Gran Bretaña, que ha defendido durante mucho tiempo la vacuna de cosecha propia, autorizó la inyección a fines de diciembre, basándose en los resultados de ensayos clínicos anteriores. El regulador de medicamentos de la Unión Europea hizo lo mismo, pero un mes después.

Los funcionarios de la UE dijeron que la demora se debió en parte a un intercambio entre los reguladores y AstraZeneca sobre la calidad de los datos.

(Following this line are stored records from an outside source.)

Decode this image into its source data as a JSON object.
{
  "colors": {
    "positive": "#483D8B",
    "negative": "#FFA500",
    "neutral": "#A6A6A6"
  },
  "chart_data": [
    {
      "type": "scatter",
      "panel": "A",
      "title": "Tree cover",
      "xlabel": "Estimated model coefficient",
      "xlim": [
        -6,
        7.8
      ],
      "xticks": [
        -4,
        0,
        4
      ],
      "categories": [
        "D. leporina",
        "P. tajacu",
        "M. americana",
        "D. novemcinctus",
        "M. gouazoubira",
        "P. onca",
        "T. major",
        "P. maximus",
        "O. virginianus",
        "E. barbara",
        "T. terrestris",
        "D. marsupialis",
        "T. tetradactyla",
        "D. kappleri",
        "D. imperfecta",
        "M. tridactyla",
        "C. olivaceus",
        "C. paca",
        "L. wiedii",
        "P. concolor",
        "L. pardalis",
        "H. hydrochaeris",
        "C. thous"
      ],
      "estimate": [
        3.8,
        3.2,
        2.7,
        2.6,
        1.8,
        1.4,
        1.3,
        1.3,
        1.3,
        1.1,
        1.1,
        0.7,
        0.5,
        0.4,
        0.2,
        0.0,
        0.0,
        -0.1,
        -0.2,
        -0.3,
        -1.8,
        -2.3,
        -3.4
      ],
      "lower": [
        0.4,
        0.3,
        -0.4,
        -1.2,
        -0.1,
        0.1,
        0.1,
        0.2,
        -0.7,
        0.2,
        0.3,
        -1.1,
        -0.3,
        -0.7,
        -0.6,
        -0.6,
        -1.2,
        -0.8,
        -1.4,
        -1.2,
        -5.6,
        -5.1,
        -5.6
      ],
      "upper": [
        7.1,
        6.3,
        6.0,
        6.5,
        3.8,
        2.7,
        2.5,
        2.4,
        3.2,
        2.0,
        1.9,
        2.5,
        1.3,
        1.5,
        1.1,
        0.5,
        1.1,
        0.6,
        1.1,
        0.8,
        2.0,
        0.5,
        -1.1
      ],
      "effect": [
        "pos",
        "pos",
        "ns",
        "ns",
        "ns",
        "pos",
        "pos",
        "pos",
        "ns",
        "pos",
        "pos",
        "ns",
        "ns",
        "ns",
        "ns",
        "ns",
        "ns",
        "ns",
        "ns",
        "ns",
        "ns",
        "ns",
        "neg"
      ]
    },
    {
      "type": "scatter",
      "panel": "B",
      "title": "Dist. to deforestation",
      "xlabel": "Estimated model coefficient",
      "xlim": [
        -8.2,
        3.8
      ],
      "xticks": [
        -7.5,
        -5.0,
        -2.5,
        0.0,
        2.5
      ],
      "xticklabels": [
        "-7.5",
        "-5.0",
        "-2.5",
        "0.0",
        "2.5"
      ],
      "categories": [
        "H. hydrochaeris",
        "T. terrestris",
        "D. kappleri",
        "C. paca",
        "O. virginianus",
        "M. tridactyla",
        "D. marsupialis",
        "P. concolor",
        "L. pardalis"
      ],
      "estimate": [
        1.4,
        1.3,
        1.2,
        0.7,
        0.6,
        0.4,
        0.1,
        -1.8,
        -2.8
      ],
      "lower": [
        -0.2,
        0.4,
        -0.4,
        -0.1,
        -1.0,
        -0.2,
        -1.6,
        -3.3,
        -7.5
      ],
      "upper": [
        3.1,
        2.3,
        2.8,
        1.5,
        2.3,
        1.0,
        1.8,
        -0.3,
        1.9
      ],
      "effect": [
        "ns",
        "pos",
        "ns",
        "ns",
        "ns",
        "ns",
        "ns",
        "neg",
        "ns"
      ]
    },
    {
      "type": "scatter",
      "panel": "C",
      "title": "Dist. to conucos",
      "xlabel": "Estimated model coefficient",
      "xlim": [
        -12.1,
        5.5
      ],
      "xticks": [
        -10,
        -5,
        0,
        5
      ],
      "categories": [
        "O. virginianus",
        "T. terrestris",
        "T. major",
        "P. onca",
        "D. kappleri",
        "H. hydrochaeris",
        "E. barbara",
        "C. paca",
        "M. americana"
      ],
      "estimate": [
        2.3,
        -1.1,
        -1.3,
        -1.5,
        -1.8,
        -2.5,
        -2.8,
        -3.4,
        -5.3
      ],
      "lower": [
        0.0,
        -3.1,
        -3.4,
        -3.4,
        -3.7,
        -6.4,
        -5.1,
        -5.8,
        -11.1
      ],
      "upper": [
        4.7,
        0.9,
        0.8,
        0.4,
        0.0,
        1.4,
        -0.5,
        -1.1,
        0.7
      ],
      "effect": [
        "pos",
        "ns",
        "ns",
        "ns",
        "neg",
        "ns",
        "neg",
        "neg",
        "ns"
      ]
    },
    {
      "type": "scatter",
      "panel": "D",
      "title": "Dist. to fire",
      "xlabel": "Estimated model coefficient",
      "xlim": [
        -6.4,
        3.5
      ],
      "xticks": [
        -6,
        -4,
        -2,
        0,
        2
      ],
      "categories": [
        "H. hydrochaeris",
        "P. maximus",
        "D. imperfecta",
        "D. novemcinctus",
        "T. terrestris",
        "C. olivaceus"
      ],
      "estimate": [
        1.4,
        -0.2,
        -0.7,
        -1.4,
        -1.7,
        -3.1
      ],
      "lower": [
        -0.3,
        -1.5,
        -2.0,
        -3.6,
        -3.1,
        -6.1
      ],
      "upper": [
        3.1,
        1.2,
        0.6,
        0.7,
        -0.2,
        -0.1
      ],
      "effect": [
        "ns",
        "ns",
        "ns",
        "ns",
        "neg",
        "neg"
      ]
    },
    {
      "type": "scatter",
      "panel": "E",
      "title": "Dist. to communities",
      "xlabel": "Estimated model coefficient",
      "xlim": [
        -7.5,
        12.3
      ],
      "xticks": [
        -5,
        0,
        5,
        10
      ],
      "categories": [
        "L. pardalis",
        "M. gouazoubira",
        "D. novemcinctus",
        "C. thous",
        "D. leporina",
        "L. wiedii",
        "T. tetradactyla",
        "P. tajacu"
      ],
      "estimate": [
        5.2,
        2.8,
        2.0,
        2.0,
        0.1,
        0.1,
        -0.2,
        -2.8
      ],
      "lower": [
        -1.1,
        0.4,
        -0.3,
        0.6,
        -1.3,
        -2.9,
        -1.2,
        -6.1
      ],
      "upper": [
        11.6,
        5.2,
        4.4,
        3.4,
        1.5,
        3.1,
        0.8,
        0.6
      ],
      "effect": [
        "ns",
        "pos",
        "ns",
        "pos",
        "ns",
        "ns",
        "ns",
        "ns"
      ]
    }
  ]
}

E incluso después de que se autorizara la vacuna, varios países europeos la restringieron inicialmente a las personas más jóvenes, citando la falta de datos suficientes sobre su eficacia en las personas mayores. Se suponía que ese problema se resolvería con el juicio estadounidense, en el que las personas mayores estaban mejor representadas.

Ni los reguladores europeos ni británicos dieron ninguna indicación el martes de que los problemas con los datos estadounidenses de AstraZeneca tendrían algún impacto en los despliegues allí. Esas agencias se basaron en un conjunto separado de datos de ensayos no estadounidenses para autorizar la vacuna.

“Estamos en contacto con la empresa con respecto a esta información adicional”, dijo la Agencia Europea de Medicamentos en un comunicado el martes, “y la EMA evaluará los datos en cuestión tan pronto como la empresa nos los envíe”.

Matina Stevis-Gridneff contribuyó con el reportaje desde Bruselas.